Asmania atau yang akrab disapa Teh Aas juga menjelaskan bahwa kondisi lingkungan yang ada saat ini sejak mulainya reklamasi sudah tidak sebaik dulu. Bahkan, budidaya rumput laut yang dilakukan oleh masyarakat sudah menurun karena reklamasi. Masyarakat juga banyak yang beralih profesi ke sektor lain seperti pariwisata kemudian dikelola secara swadaya.
“Bukannya diapresiasi oleh pemerintah, justru Pulau Pari diklaim oleh korporasi. Sementara masyarakatnya dikriminalisasi” kata Teh Aas.
Teh Aas tidak akan tinggal diam ketika laut, terumbu karang, dan hutan mangrove di pulaunya dirusak.

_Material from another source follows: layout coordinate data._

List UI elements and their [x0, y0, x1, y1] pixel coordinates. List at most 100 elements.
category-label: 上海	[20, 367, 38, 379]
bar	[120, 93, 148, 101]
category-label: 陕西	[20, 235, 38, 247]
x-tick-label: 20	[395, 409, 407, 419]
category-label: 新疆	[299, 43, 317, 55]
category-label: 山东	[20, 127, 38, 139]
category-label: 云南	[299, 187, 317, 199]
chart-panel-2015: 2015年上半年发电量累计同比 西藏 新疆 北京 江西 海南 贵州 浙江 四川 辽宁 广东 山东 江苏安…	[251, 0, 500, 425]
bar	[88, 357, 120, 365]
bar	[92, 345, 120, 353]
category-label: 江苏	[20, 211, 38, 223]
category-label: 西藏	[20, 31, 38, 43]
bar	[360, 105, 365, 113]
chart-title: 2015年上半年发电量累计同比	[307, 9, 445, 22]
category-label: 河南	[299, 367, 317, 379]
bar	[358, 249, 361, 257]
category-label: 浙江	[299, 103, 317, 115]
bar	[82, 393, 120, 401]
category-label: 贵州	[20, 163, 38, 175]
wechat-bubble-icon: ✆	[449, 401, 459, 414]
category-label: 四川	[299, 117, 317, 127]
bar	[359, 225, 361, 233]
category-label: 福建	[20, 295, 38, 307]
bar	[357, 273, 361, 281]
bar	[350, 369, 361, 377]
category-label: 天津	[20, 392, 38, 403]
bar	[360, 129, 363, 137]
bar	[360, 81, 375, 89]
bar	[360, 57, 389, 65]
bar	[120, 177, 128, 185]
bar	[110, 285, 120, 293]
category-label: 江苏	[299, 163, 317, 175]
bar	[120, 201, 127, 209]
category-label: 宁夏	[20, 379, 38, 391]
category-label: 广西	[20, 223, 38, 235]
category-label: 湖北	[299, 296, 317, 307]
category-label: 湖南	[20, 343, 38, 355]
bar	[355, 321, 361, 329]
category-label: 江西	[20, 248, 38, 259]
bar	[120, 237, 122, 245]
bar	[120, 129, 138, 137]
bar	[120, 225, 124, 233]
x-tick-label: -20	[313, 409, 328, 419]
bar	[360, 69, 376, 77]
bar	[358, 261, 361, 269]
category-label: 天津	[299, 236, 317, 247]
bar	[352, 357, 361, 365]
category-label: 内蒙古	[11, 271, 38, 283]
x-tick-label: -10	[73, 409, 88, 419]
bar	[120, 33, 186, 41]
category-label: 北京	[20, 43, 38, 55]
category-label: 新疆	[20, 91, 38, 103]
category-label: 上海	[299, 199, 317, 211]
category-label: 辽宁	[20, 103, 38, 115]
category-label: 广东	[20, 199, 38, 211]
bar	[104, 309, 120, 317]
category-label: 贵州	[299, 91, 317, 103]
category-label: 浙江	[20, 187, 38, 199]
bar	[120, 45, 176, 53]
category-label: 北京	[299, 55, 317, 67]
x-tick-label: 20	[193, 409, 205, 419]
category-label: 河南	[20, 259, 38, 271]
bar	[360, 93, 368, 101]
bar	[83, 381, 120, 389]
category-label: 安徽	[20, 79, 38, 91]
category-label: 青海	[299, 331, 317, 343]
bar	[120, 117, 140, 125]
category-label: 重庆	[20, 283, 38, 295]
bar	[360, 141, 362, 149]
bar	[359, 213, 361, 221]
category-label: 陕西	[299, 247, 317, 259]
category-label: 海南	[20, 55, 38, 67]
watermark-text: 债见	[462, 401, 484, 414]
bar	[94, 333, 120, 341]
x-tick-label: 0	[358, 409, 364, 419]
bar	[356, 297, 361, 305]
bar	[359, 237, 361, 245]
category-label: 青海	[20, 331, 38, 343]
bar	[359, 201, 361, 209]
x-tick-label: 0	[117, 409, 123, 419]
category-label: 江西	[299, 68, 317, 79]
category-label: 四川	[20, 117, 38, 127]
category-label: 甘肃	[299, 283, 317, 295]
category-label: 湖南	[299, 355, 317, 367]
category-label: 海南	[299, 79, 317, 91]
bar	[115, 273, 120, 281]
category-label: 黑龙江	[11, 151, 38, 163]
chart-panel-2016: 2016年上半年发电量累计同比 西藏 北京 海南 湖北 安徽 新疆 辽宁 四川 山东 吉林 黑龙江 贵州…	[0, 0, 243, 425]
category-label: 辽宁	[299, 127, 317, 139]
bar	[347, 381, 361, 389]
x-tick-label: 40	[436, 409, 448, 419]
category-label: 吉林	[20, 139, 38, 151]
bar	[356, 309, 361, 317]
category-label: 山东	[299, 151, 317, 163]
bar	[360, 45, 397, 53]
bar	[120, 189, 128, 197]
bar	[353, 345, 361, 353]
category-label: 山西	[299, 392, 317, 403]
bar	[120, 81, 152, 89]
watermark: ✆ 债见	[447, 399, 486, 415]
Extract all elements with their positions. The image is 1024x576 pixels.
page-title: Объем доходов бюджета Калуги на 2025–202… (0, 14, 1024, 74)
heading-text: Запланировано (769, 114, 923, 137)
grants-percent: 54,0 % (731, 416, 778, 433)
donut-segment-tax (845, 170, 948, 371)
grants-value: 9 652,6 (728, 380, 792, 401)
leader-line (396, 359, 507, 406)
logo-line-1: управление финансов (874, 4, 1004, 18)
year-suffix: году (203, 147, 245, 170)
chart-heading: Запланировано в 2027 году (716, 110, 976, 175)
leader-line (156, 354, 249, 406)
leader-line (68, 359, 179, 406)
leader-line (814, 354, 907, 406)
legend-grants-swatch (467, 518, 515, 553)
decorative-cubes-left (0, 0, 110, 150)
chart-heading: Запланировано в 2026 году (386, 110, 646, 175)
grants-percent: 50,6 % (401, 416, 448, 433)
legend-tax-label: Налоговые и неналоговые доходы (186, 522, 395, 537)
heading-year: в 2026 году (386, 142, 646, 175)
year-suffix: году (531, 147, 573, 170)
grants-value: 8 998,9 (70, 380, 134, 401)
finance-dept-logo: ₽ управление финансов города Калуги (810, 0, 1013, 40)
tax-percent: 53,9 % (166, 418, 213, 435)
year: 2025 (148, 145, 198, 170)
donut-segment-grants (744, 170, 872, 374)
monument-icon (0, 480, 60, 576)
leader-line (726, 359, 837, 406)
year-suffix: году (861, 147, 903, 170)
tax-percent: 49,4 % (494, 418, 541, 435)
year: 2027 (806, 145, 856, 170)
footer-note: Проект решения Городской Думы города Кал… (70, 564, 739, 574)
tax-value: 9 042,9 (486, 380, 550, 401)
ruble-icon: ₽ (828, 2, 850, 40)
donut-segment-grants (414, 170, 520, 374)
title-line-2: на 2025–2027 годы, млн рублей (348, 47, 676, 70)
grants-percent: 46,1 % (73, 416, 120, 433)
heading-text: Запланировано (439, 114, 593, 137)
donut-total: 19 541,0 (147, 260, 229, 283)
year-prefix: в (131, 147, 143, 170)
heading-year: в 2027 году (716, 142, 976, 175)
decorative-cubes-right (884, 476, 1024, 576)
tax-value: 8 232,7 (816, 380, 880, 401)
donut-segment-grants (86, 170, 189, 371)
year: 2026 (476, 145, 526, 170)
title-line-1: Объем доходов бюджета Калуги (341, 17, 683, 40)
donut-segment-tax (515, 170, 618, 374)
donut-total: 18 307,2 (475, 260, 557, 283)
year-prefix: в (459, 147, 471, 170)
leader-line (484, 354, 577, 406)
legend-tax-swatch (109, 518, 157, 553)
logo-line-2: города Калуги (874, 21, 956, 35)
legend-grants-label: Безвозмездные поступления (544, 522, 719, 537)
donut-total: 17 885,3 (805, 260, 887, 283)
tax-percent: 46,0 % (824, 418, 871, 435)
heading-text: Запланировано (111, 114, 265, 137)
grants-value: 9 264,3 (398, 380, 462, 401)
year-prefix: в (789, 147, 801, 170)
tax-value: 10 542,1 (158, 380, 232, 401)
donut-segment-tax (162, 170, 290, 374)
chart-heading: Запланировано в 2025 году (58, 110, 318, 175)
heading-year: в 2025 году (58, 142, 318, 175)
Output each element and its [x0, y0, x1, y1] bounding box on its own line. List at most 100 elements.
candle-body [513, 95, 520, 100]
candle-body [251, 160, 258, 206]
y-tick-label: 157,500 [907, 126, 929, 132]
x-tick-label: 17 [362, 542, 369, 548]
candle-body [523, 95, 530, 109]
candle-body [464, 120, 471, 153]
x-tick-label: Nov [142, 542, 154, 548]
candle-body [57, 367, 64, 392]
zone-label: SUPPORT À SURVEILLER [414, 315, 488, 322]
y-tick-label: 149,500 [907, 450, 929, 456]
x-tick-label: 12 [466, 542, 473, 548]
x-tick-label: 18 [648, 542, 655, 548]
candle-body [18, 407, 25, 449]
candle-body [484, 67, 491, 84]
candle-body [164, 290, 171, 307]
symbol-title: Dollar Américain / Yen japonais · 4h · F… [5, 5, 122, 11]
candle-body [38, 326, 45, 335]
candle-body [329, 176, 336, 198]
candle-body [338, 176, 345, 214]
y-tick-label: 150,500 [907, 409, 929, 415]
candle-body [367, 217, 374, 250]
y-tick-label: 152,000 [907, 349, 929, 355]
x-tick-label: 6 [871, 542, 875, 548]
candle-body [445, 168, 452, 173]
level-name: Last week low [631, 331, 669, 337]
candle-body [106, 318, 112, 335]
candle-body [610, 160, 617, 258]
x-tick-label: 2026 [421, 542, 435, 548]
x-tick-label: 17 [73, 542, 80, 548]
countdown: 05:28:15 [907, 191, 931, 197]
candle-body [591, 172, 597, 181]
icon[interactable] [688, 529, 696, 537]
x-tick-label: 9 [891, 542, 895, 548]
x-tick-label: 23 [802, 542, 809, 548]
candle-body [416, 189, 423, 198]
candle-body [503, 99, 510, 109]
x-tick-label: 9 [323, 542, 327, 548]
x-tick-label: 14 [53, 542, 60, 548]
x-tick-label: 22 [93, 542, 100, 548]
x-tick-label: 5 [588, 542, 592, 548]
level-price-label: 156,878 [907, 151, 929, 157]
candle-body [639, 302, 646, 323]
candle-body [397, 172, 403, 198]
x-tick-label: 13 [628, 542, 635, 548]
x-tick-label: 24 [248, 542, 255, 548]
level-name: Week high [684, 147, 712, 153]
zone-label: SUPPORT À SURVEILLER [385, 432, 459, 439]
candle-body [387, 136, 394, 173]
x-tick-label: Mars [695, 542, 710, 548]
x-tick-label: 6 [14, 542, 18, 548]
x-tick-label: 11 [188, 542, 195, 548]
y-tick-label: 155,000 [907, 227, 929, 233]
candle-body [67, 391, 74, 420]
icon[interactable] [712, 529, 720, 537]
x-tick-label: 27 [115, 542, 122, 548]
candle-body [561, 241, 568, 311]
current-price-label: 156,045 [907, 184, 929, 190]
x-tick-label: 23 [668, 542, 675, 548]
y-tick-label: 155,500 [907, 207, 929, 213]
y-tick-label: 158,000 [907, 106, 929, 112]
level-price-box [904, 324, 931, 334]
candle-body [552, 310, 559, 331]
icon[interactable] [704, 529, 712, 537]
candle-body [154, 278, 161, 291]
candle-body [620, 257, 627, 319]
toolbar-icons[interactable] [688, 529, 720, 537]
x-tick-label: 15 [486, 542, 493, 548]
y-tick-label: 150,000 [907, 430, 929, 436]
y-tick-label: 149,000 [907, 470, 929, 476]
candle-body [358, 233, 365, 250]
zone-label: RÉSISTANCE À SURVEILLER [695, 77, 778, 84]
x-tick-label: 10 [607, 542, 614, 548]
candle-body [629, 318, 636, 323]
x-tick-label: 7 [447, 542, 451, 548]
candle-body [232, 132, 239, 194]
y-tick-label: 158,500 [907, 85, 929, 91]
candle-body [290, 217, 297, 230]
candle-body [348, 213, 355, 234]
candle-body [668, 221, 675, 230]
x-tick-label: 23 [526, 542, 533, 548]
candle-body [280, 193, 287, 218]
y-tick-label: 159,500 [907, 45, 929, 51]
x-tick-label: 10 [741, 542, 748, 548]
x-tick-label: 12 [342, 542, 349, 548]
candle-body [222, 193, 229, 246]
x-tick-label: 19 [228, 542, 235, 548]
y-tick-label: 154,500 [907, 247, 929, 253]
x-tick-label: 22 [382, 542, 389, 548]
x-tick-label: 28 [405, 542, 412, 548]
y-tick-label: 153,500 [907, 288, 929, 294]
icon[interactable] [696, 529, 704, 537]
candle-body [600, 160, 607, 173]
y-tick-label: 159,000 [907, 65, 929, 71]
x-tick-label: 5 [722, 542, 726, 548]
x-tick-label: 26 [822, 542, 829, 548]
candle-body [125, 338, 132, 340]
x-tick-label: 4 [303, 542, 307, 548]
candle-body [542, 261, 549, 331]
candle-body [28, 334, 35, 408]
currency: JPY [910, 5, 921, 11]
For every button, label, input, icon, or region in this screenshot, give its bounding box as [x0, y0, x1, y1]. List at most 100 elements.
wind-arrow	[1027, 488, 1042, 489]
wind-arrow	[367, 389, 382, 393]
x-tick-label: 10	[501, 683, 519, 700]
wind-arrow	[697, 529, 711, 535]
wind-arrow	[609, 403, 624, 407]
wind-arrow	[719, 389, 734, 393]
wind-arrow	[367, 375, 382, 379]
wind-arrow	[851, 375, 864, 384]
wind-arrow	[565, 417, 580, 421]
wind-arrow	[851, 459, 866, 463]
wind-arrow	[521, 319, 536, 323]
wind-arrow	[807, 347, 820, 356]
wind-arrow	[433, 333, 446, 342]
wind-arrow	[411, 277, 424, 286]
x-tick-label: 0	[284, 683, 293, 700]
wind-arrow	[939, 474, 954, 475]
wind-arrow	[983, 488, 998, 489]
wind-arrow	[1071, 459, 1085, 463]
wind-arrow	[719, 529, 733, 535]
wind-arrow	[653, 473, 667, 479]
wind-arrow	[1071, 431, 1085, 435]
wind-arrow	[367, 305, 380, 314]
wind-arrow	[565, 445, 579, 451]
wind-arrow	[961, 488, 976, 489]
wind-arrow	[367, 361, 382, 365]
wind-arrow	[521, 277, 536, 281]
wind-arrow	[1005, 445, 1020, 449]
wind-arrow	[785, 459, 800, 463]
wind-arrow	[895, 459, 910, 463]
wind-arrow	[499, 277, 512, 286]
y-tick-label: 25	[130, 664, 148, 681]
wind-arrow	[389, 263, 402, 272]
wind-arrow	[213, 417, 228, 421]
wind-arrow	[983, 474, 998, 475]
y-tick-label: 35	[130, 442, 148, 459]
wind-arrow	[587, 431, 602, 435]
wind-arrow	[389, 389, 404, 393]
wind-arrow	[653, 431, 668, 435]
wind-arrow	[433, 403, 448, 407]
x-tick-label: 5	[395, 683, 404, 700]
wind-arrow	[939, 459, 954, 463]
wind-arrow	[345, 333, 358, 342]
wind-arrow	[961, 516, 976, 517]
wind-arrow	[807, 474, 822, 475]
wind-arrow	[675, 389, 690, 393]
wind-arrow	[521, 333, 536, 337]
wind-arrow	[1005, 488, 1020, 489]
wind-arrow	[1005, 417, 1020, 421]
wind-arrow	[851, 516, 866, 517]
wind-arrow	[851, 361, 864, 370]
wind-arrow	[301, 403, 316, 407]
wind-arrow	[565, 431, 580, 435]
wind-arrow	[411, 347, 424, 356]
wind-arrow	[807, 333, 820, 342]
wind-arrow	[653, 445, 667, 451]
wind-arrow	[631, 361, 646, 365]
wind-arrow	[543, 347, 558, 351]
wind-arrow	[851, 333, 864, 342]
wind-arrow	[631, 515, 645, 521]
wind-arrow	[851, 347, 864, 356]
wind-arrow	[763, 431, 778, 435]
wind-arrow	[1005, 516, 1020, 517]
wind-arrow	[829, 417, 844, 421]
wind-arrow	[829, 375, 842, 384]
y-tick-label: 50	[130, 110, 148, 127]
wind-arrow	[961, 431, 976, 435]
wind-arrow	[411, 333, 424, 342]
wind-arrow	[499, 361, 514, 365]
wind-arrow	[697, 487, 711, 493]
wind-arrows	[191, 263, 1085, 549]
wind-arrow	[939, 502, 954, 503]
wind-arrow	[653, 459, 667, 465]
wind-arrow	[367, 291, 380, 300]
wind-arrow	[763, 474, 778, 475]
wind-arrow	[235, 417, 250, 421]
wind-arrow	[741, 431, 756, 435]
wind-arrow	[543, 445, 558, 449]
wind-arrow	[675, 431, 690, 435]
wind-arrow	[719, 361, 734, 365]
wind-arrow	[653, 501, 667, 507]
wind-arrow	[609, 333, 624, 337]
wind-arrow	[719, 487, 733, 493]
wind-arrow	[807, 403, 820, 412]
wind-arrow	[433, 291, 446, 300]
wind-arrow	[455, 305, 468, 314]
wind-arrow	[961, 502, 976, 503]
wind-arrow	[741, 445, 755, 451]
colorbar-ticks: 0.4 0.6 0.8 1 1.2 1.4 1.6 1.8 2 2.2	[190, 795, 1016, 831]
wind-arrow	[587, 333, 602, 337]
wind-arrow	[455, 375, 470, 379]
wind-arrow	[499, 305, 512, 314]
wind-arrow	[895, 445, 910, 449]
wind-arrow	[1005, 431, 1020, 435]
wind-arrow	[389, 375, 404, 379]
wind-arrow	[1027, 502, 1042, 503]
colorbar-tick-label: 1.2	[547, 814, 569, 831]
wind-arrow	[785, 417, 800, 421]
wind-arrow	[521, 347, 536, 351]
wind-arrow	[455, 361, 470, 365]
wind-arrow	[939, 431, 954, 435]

“Kami akan terus berjuang. Yang kami perjuangkan bukan hanya untuk kami, tapi untuk generasi yang akan datang. Kami lebih paham bagaimana menjaga pulau kami, yang pasti bukan dengan reklamasi”.
Sementara itu, Restin Bangsuil, Ketua Pergerakan Perempuan Tolak Reklamasi Manado, menjelaskan bahwa Manado terkenal dengan keindahan terumbu karang dan lautnya, misalnya Bunaken. Jika reklamasi terus dilakukan, maka keindahan itu pasti akan rusak.
“Masyarakat terus mempromosikan keindahan Bunaken. Namun, justru pemerintah ingin merusaknya” kata Restin
Selama ini masyarakat hidup dari hasil laut, menjadi seorang nelayan. Meski demikian, mereka mampu menyekolahkan anak-anak mereka hingga ke perguruan tinggi, menjadi seorang guru bahkan menjadi pagawai negeri, ungkap Restin Bungsuil.

Restin sadar bahwa yang tepat melindungi alam adalah perempuan. Baginya, perempuan adalah wujud yang memiliki kesabaran dalam perjuangan. Meski sering di-bully dan diintimidasi, dia dan kawan-kawannya akan terus menjadi garda terdepan dalam menolak reklamasi di Manado.
“Perjuangan tidak akan berhenti. Kita wajib menjaga hal-hal yang ditipkan ibu pertiwi kepada kita. Jangan biarkan ruang hidup kita dirampas. Kita pasti bisa, karena kita memperjuangkan ciptaan Tuhan. Tuhan pasti bersama kita!” tutup Restin.